Precious memories

My cousin Dennis was born September 9, 1937, the first of six children born to Art and Katherine Goodnough. His wife called last week to tell us that his children were planning a surprise birthday party for him for his 80th birthday, last Saturday. Could we come?

I thought about it briefly, maybe half a second, and said “Of course, we’ll be there.” I had been thinking of this momentous occasion coming up, had bought a card and was wondering how or when to deliver it. Saturday we made the two and a half hour drive to Moose Jaw and joined 50 others, family and friends, to celebrate Dennis’s 80 years.

All of Dennis’s brothers came, from Ontario, Saskatchewan, Alberta and BC. His sister lives in Portugal and didn’t make it. Four of his five children were there, two live in Moose Jaw, one in Alberta, one in BC and the one missing was out of the country on a business trip.

Uncle Art was my father’s brother, Aunt Katherine my mother’s sister. Our two families have always been close. Everything his brothers said about Dennis was completely familiar. None of us has ever seen him get angry, nor have we ever seen him violate a traffic law. Richard told how Dennis would always use his signal lights before making a turn, even if he was out in the middle of a 100 acre field or a thousand acre pasture.

He was always interested in others. Whenever you talked to him, his first questions were about your family.
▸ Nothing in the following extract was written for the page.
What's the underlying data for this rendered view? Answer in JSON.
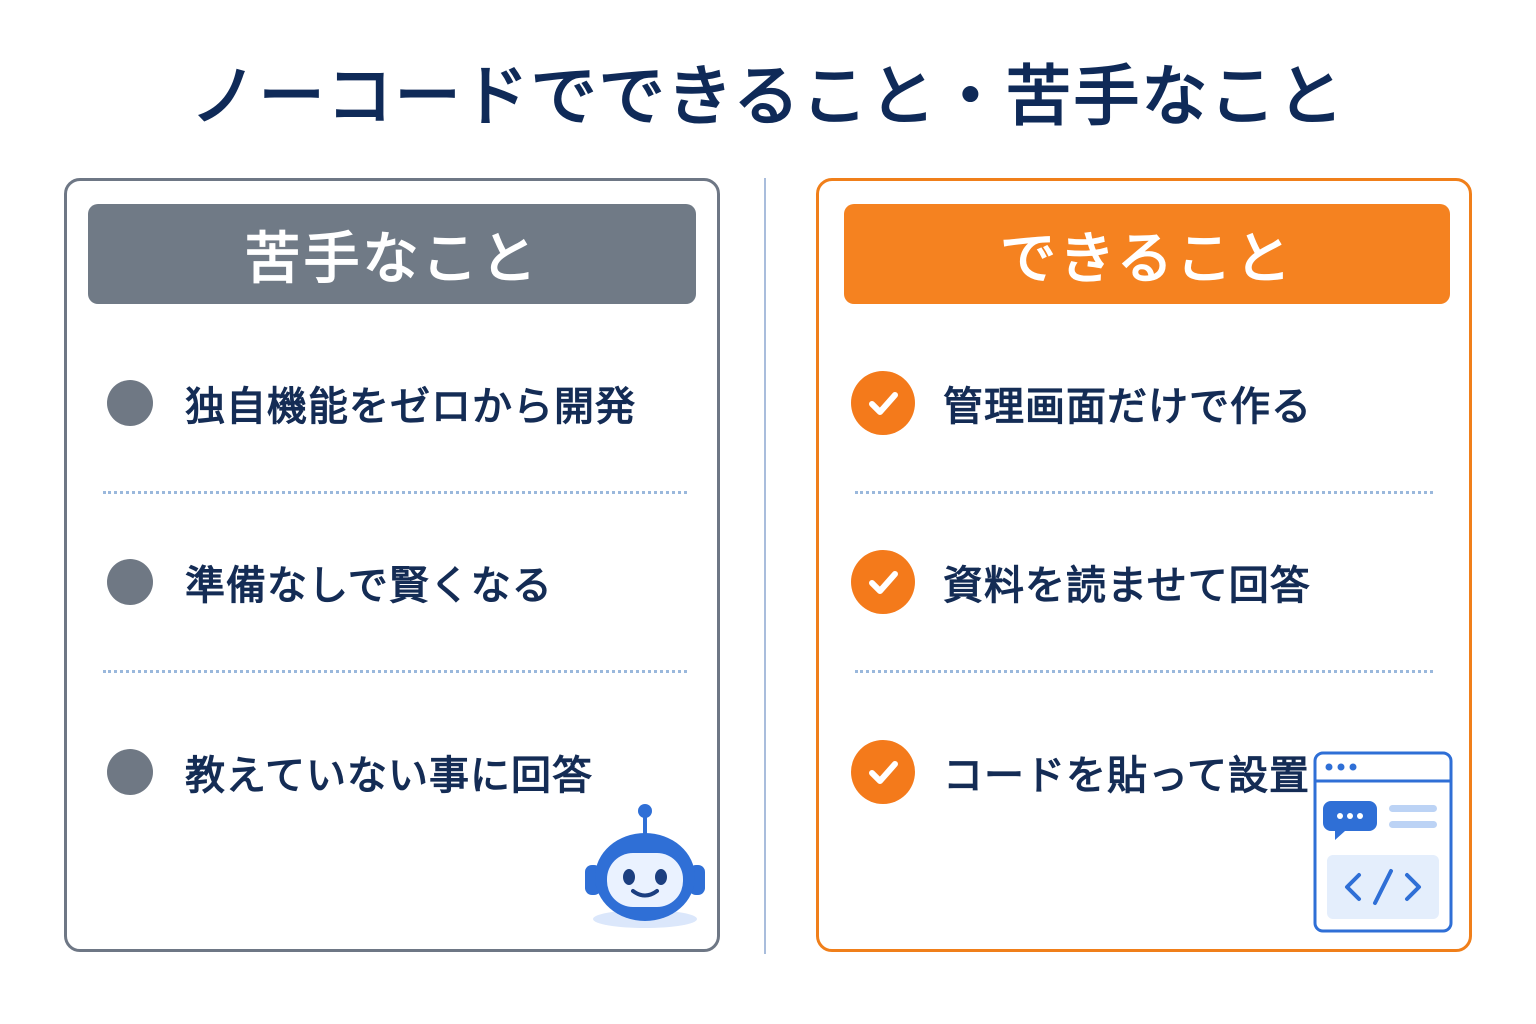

He never wanted to hurt anyone’s feelings. Stan, 15 years younger, told of encountering a kangaroo on his big brother’s farm when he was just a little lad. He told Dennis about the kangaroo and Dennis said, “Well, it might have been something else that looked a lot like a kangaroo.” Some time later Stan figured out that it had been a jackrabbit.
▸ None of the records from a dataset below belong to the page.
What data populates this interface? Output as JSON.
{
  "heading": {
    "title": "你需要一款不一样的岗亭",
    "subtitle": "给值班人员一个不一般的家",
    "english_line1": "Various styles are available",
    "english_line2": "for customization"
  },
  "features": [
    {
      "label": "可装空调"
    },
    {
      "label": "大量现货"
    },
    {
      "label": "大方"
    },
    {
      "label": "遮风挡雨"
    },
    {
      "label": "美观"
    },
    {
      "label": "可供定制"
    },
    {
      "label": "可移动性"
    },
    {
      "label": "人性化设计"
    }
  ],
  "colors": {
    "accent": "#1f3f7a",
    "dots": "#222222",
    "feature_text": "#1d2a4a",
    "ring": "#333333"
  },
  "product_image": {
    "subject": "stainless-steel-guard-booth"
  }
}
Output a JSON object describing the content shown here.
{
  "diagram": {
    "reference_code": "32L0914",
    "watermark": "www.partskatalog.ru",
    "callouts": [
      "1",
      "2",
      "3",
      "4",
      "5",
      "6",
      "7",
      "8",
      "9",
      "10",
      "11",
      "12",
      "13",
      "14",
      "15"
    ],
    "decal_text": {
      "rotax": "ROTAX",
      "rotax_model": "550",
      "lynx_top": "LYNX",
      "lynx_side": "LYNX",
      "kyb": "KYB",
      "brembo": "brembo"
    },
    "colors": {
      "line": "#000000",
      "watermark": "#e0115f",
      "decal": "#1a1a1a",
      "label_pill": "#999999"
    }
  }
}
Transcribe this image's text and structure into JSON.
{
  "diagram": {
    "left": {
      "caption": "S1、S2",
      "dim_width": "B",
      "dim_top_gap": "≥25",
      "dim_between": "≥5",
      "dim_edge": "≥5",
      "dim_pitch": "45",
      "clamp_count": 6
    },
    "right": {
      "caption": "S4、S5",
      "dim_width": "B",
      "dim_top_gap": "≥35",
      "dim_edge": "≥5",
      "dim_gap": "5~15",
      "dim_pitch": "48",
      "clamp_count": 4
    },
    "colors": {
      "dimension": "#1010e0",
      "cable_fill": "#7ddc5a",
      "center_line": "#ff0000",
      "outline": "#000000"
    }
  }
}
His patience was his great strength, but at times it looked like a weakness. Jason, his youngest son, told of how his Dad taught them the importance of cleanliness and also modelled it for them. One time the family was ready to get in the car to go somewhere, they were already 20 minutes late, but Dad decided he had to have a shower first.

Jason also told of how his Dad had been a good teacher. He didn’t get angry when they didn’t do as they had been taught, but relations could get rather cool for a while. Ted, the brother next after Dennis in the family, picked up on that and said that had come from their mother. When he did something wrong his mother wouldn’t speak to him for days. Finally he would get so desperate that he would do anything, wash dishes, scrub floors, to get her to talk to him. Thinking of that later, it seems that Ted would be the one in the family who would have most often incurred this treatment from his mother. He was also the one for whom it was most apt to produce a favourable result.

Joel, Dennis’s oldest grandson and a Pentecostal preacher, was MC for the afternoon. Jeff, Dennis’s oldest son and also a Pentecostal preacher (but of a different denomination), had the prayer for the supper. The Goodnough family is a mixture of Christians of differing persuasions and others who are not Christians. We don’t get together as often as we did when we were younger and lived closer to each other, but there is still something that binds us together. I believe the tie that binds us together, at least for those of us of the older generation, is the influence of our mothers. I am not alone in thinking that, the thought was expressed a number of times on Saturday.